The Old Low Light is the oldest surviving occupied building on North Shields Fish Quay. A Grade 2 listed building, it stands within the walls of Clifford’s Fort, largely dating back to the early 18th century, although there was a building on the site in the 16th century.

It has had numerous uses, first as one of two leading lights guiding ships through the River Tyne, then as an Alms House when it provided support for poor and sick mariners, before becoming a training base for the Deep Sea Fisheries Association and later the Maritime Volunteer Service. In 2015, following major renovation it opened as a heritage centre. For more information, see Our Story So Far.

The original Old Low Light, along with the Old High Light, was established in the first half of the 16th century by Trinity House, Newcastle, to ensure safe navigation through the treacherous mouth of the River Tyne. Today’s building, believed to have been rebuilt around 1727, ceased to function as a lighthouse in 1810. More information is available in our heritage gallery and we have books for sale in our shop about the building’s history.

The first graphic representation of the Low Light lighthouse appears on Ralph Gardner’s 1655 perspective map of the River Tyne. It is depicted as a tall square tower, very likely two storeys and similar to the High Light on the same map.

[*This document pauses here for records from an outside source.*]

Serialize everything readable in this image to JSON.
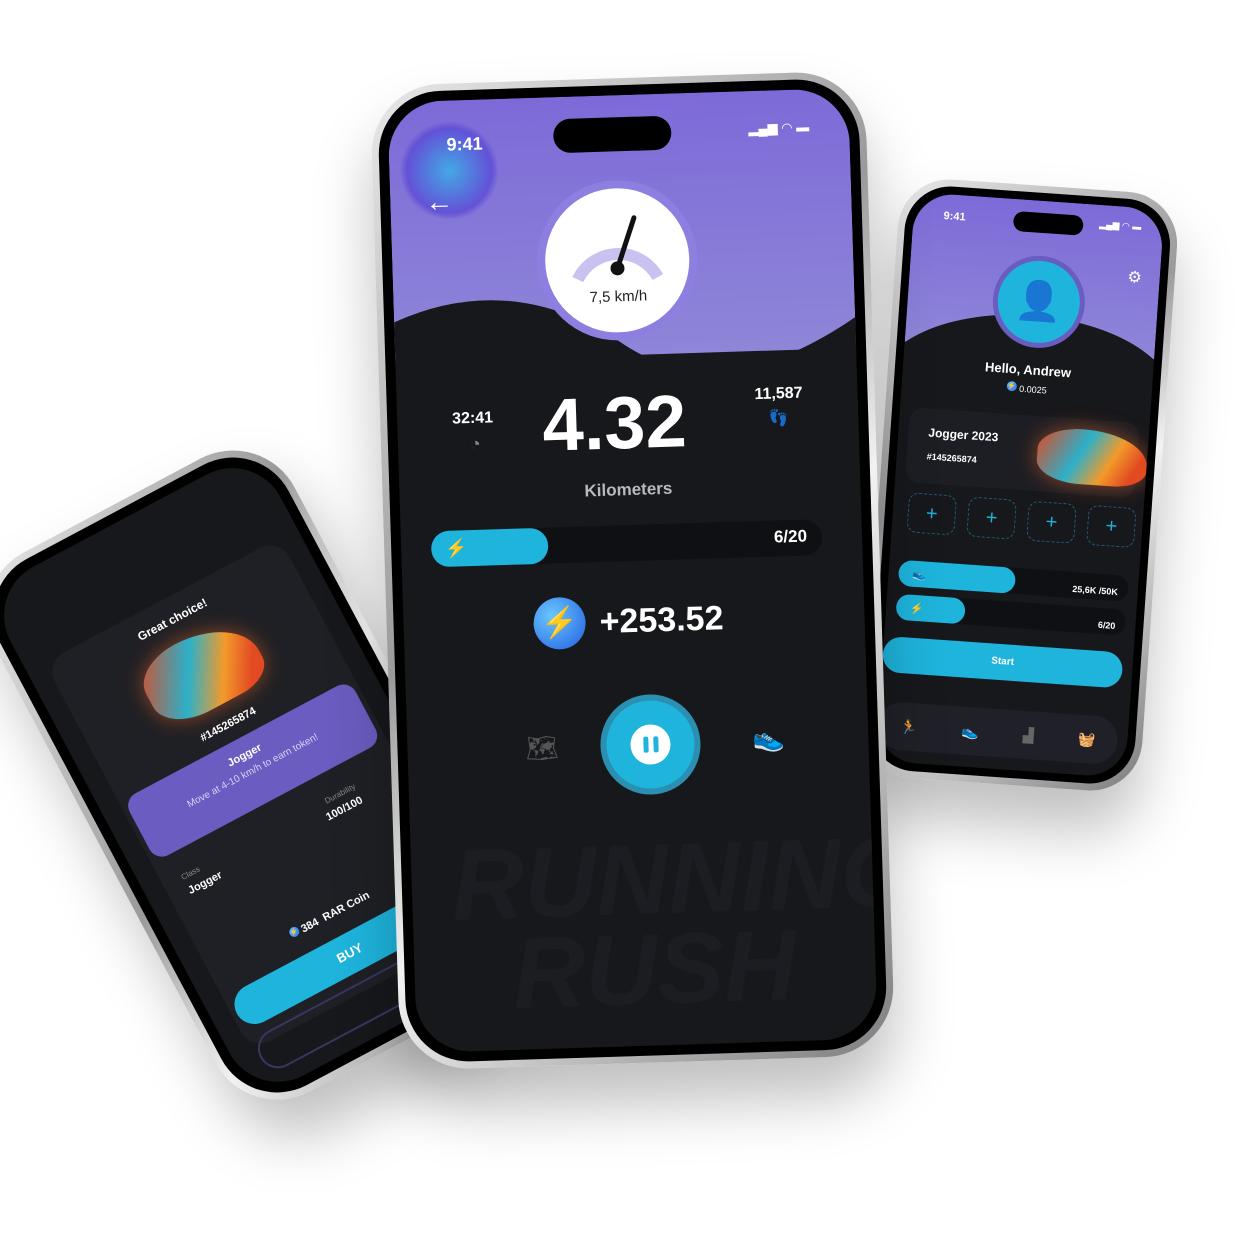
{
  "left_phone": {
    "heading": "Great choice!",
    "sneaker_id": "#145265874",
    "class_name": "Jogger",
    "class_desc": "Move at 4-10 km/h to earn token!",
    "class_label": "Class",
    "class_value": "Jogger",
    "durability_label": "Durability",
    "durability_value": "100/100",
    "price": "384",
    "currency": "RAR Coin",
    "buy_label": "BUY"
  },
  "center_phone": {
    "time": "9:41",
    "speed": "7,5 km/h",
    "duration": "32:41",
    "steps": "11,587",
    "distance": "4.32",
    "distance_unit": "Kilometers",
    "energy": "6/20",
    "energy_fraction": 0.3,
    "earned": "+253.52",
    "watermark": "RUNNING RUSH",
    "accent": "#1eb4dc",
    "purple": "#8a7ad8"
  },
  "right_phone": {
    "time": "9:41",
    "greeting": "Hello, Andrew",
    "balance": "0.0025",
    "sneaker_name": "Jogger 2023",
    "sneaker_id": "#145265874",
    "slots": [
      "+",
      "+",
      "+",
      "+"
    ],
    "distance_progress": "25,6K /50K",
    "distance_fraction": 0.51,
    "energy": "6/20",
    "energy_fraction": 0.3,
    "start_label": "Start",
    "nav": [
      "run-icon",
      "sneaker-icon",
      "leaderboard-icon",
      "shop-icon"
    ]
  }
}
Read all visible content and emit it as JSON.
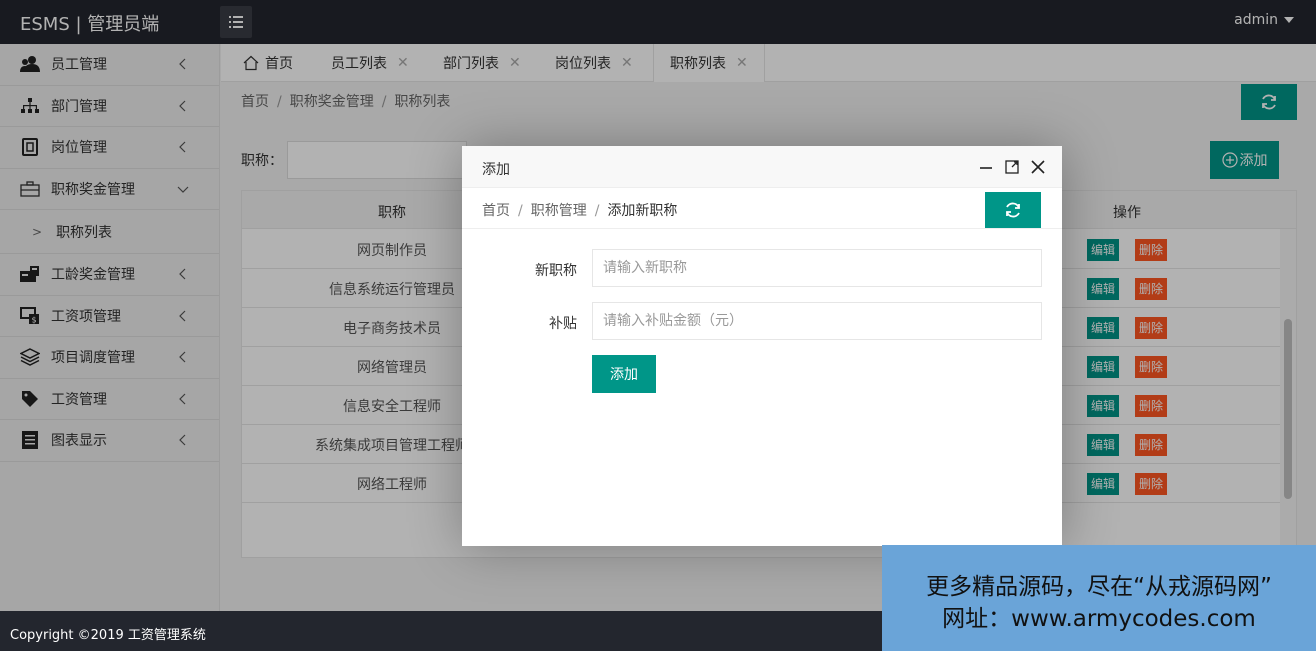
{
  "app": {
    "title": "ESMS | 管理员端",
    "user": "admin"
  },
  "sidebar": {
    "items": [
      {
        "label": "员工管理",
        "icon": "users-icon"
      },
      {
        "label": "部门管理",
        "icon": "sitemap-icon"
      },
      {
        "label": "岗位管理",
        "icon": "id-card-icon"
      },
      {
        "label": "职称奖金管理",
        "icon": "briefcase-icon",
        "expanded": true
      },
      {
        "label": "工龄奖金管理",
        "icon": "wallet-icon"
      },
      {
        "label": "工资项管理",
        "icon": "money-screen-icon"
      },
      {
        "label": "项目调度管理",
        "icon": "layers-icon"
      },
      {
        "label": "工资管理",
        "icon": "tag-icon"
      },
      {
        "label": "图表显示",
        "icon": "list-book-icon"
      }
    ],
    "sub_item": "职称列表"
  },
  "tabs": [
    {
      "label": "首页"
    },
    {
      "label": "员工列表"
    },
    {
      "label": "部门列表"
    },
    {
      "label": "岗位列表"
    },
    {
      "label": "职称列表",
      "active": true
    }
  ],
  "breadcrumb": [
    "首页",
    "职称奖金管理",
    "职称列表"
  ],
  "search": {
    "label": "职称："
  },
  "add_button": "添加",
  "table": {
    "headers": [
      "职称",
      "操作"
    ],
    "rows": [
      "网页制作员",
      "信息系统运行管理员",
      "电子商务技术员",
      "网络管理员",
      "信息安全工程师",
      "系统集成项目管理工程师",
      "网络工程师"
    ],
    "edit_label": "编辑",
    "delete_label": "删除"
  },
  "modal": {
    "title": "添加",
    "breadcrumb": [
      "首页",
      "职称管理",
      "添加新职称"
    ],
    "fields": [
      {
        "label": "新职称",
        "placeholder": "请输入新职称"
      },
      {
        "label": "补贴",
        "placeholder": "请输入补贴金额（元）"
      }
    ],
    "submit": "添加"
  },
  "footer": {
    "copyright": "Copyright ©2019 工资管理系统"
  },
  "watermark": {
    "line1": "更多精品源码，尽在“从戎源码网”",
    "line2": "网址：www.armycodes.com"
  },
  "colors": {
    "primary": "#009688",
    "danger": "#ff5722",
    "header": "#23262e"
  }
}
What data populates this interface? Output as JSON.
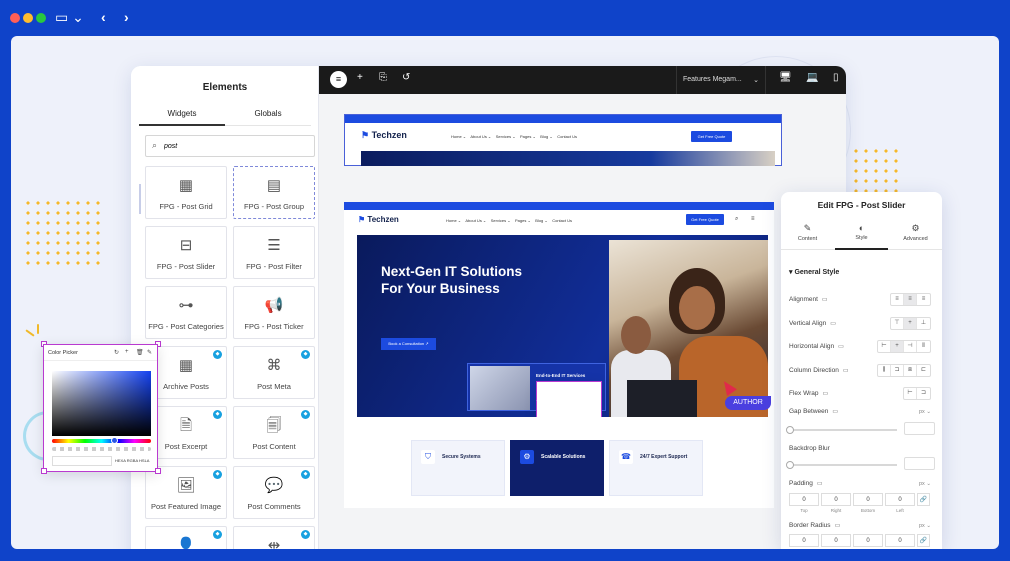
{
  "window": {
    "icons": [
      "sidebar-icon",
      "chevron-left-icon",
      "chevron-right-icon"
    ]
  },
  "panel": {
    "title": "Elements",
    "tabs": [
      "Widgets",
      "Globals"
    ],
    "search_value": "post",
    "widgets": [
      {
        "label": "FPG - Post Grid",
        "icon": "grid-icon"
      },
      {
        "label": "FPG - Post Group",
        "icon": "group-icon"
      },
      {
        "label": "FPG - Post Slider",
        "icon": "slider-icon"
      },
      {
        "label": "FPG - Post Filter",
        "icon": "filter-icon"
      },
      {
        "label": "FPG - Post Categories",
        "icon": "categories-icon"
      },
      {
        "label": "FPG - Post Ticker",
        "icon": "ticker-icon"
      },
      {
        "label": "Archive Posts",
        "icon": "archive-icon"
      },
      {
        "label": "Post Meta",
        "icon": "tag-icon"
      },
      {
        "label": "Post Excerpt",
        "icon": "excerpt-icon"
      },
      {
        "label": "Post Content",
        "icon": "content-icon"
      },
      {
        "label": "Post Featured Image",
        "icon": "image-icon"
      },
      {
        "label": "Post Comments",
        "icon": "comments-icon"
      },
      {
        "label": "",
        "icon": "author-icon"
      },
      {
        "label": "",
        "icon": "navigation-icon"
      }
    ]
  },
  "toolbar": {
    "template_name": "Features Megam..."
  },
  "site": {
    "brand": "Techzen",
    "nav": [
      "Home",
      "About Us",
      "Services",
      "Pages",
      "Blog",
      "Contact Us"
    ],
    "quote_btn": "Get Free Quote",
    "hero_title_1": "Next-Gen IT Solutions",
    "hero_title_2": "For Your Business",
    "hero_button": "Book a Consultation",
    "card_title": "End-to-End IT Services",
    "author_badge": "AUTHOR",
    "features": [
      {
        "title": "Secure Systems"
      },
      {
        "title": "Scalable Solutions"
      },
      {
        "title": "24/7 Expert Support"
      }
    ]
  },
  "edit": {
    "title": "Edit FPG - Post Slider",
    "tabs": [
      "Content",
      "Style",
      "Advanced"
    ],
    "section": "General Style",
    "rows": {
      "alignment": "Alignment",
      "vertical": "Vertical Align",
      "horizontal": "Horizontal Align",
      "direction": "Column Direction",
      "wrap": "Flex Wrap",
      "gap": "Gap Between",
      "blur": "Backdrop Blur",
      "padding": "Padding",
      "radius": "Border Radius"
    },
    "unit": "px",
    "dim_labels": [
      "Top",
      "Right",
      "Bottom",
      "Left"
    ],
    "dim_value": "0"
  },
  "color_picker": {
    "title": "Color Picker",
    "modes": "HEXA RGBA HSLA"
  },
  "colors": {
    "frame": "#0f43c9",
    "accent": "#1c4be0",
    "picker_border": "#b93ad0",
    "author": "#4a3fe0"
  }
}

In 1672 Clifford’s Fort was built as a coastal defence against the Dutch. Its structure enclosed the Low Light which was provided with a separate entrance (a postern), the remains of which survive in the sunken ‘garden’ west of the existing building. Only ten years later, Trinity House was seeking funds, via increased shipping tolls, to repair both the High and Low Lights.

In the early 1700’s, Clifford’s Fort was remodelled. Trinity House records include legal bills relating to the Fort and access to their land enclosed by it – the first signs of an uneasy relationship between themselves and the Governor of the Fort. The Low Light was rebuilt or remodelled in 1727, very likely to raise the height of the lantern because the Governor’s House, built in 1726, was obstructing the light!

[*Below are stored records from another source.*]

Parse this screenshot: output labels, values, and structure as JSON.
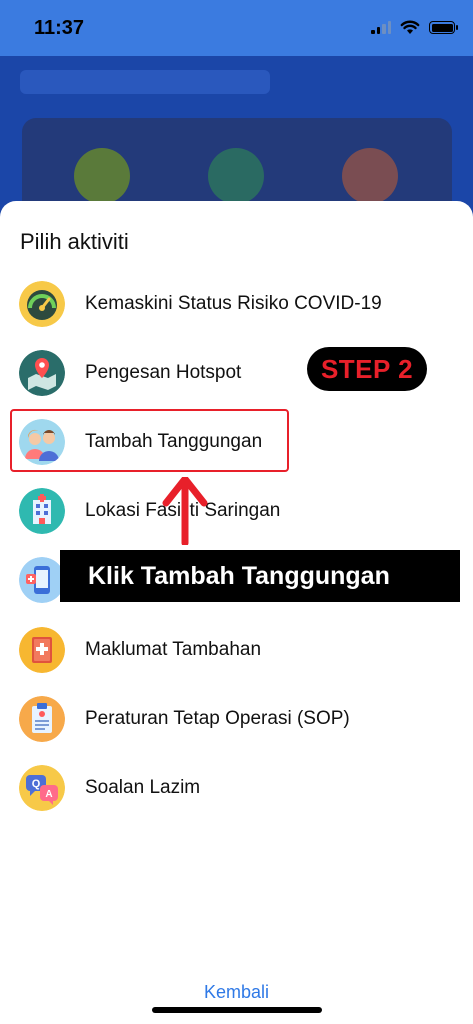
{
  "status_bar": {
    "time": "11:37"
  },
  "sheet": {
    "title": "Pilih aktiviti",
    "items": [
      {
        "label": "Kemaskini Status Risiko COVID-19",
        "icon": "risk-gauge-icon"
      },
      {
        "label": "Pengesan Hotspot",
        "icon": "map-pin-icon"
      },
      {
        "label": "Tambah Tanggungan",
        "icon": "family-icon"
      },
      {
        "label": "Lokasi Fasiliti Saringan",
        "icon": "hospital-icon"
      },
      {
        "label": "",
        "icon": "medical-phone-icon"
      },
      {
        "label": "Maklumat Tambahan",
        "icon": "first-aid-book-icon"
      },
      {
        "label": "Peraturan Tetap Operasi (SOP)",
        "icon": "clipboard-icon"
      },
      {
        "label": "Soalan Lazim",
        "icon": "faq-icon"
      }
    ],
    "back_label": "Kembali"
  },
  "annotations": {
    "step_badge": "STEP 2",
    "instruction": "Klik Tambah Tanggungan"
  },
  "colors": {
    "accent": "#2f79e6",
    "annotation_red": "#e8202a",
    "status_bar": "#3b7be0"
  }
}
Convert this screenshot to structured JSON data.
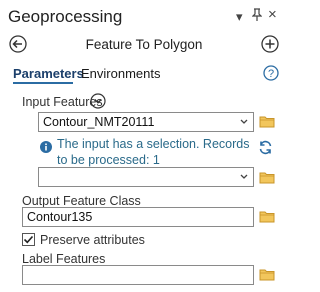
{
  "pane": {
    "title": "Geoprocessing",
    "controls": {
      "dropdown_glyph": "▾",
      "pin_glyph": "ᵖ",
      "close_glyph": "×"
    }
  },
  "tool": {
    "title": "Feature To Polygon"
  },
  "tabs": {
    "parameters": "Parameters",
    "environments": "Environments"
  },
  "params": {
    "input_features_label": "Input Features",
    "input_features_value": "Contour_NMT20111",
    "info_message": "The input has a selection. Records to be processed: 1",
    "second_input_value": "",
    "output_label": "Output Feature Class",
    "output_value": "Contour135",
    "preserve_label": "Preserve attributes",
    "preserve_checked": true,
    "label_features_label": "Label Features",
    "label_features_value": ""
  },
  "colors": {
    "accent": "#2b6ca3",
    "folder": "#e8b84a",
    "info": "#2a6a8a"
  },
  "icons": [
    "back-arrow-icon",
    "add-icon",
    "help-icon",
    "chevron-down-icon",
    "folder-icon",
    "info-icon",
    "refresh-icon",
    "check-icon"
  ]
}
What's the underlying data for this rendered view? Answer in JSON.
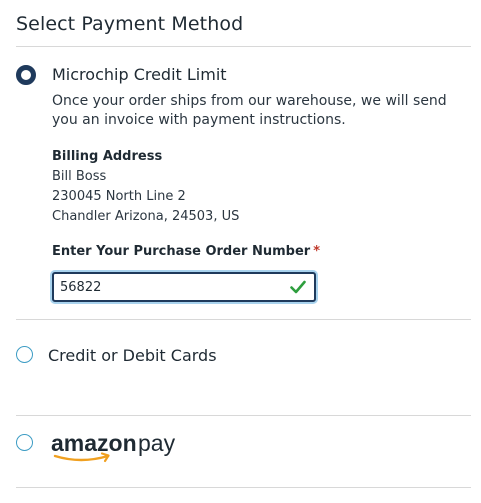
{
  "section": {
    "title": "Select Payment Method"
  },
  "options": [
    {
      "label": "Microchip Credit Limit",
      "selected": true,
      "description": "Once your order ships from our warehouse, we will send you an invoice with payment instructions.",
      "billing": {
        "heading": "Billing Address",
        "lines": [
          "Bill Boss",
          "230045 North Line 2",
          "Chandler Arizona, 24503, US"
        ]
      },
      "po": {
        "label": "Enter Your Purchase Order Number",
        "required_mark": "*",
        "value": "56822",
        "valid": true
      }
    },
    {
      "label": "Credit or Debit Cards",
      "selected": false
    },
    {
      "label": "amazon pay",
      "selected": false
    }
  ],
  "colors": {
    "selected_radio": "#1f3a5c",
    "radio_border": "#3d9cc4",
    "valid_check": "#2e9e3e",
    "required": "#c0392b"
  }
}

Further repairs and changes took place throughout the 1700’s and by 1773 the original tallow candles had been replaced by oil lamps. Maps of the late 1700’s show a building with the same basic footprint as the current building.

By 1805 the Old Low Light was redundant, as it could no longer be used for alignment with the Old High Light to ensure safe entry to the river. New Low and High Lights – the distinctive white towers standing on the quayside and high on the riverbank today – were built in 1808-10.

In 1830 the Old Low Light was remodelled as Trinity Alms Houses. The building appears on the First Edition Ordnance Survey 1:500 map of 1860.

A late 19th century drawing by RJS Bertram shows the eastern end pf the south façade much as it is today, though the large heraldic plaque and two ornate carved figures do not survive.

The Maritime Service Volunteers left the building in 2011. The whole of Clifford’s Fort, including the Old Low Light, lie within the Fish Quay Conservation Area designated in 2003.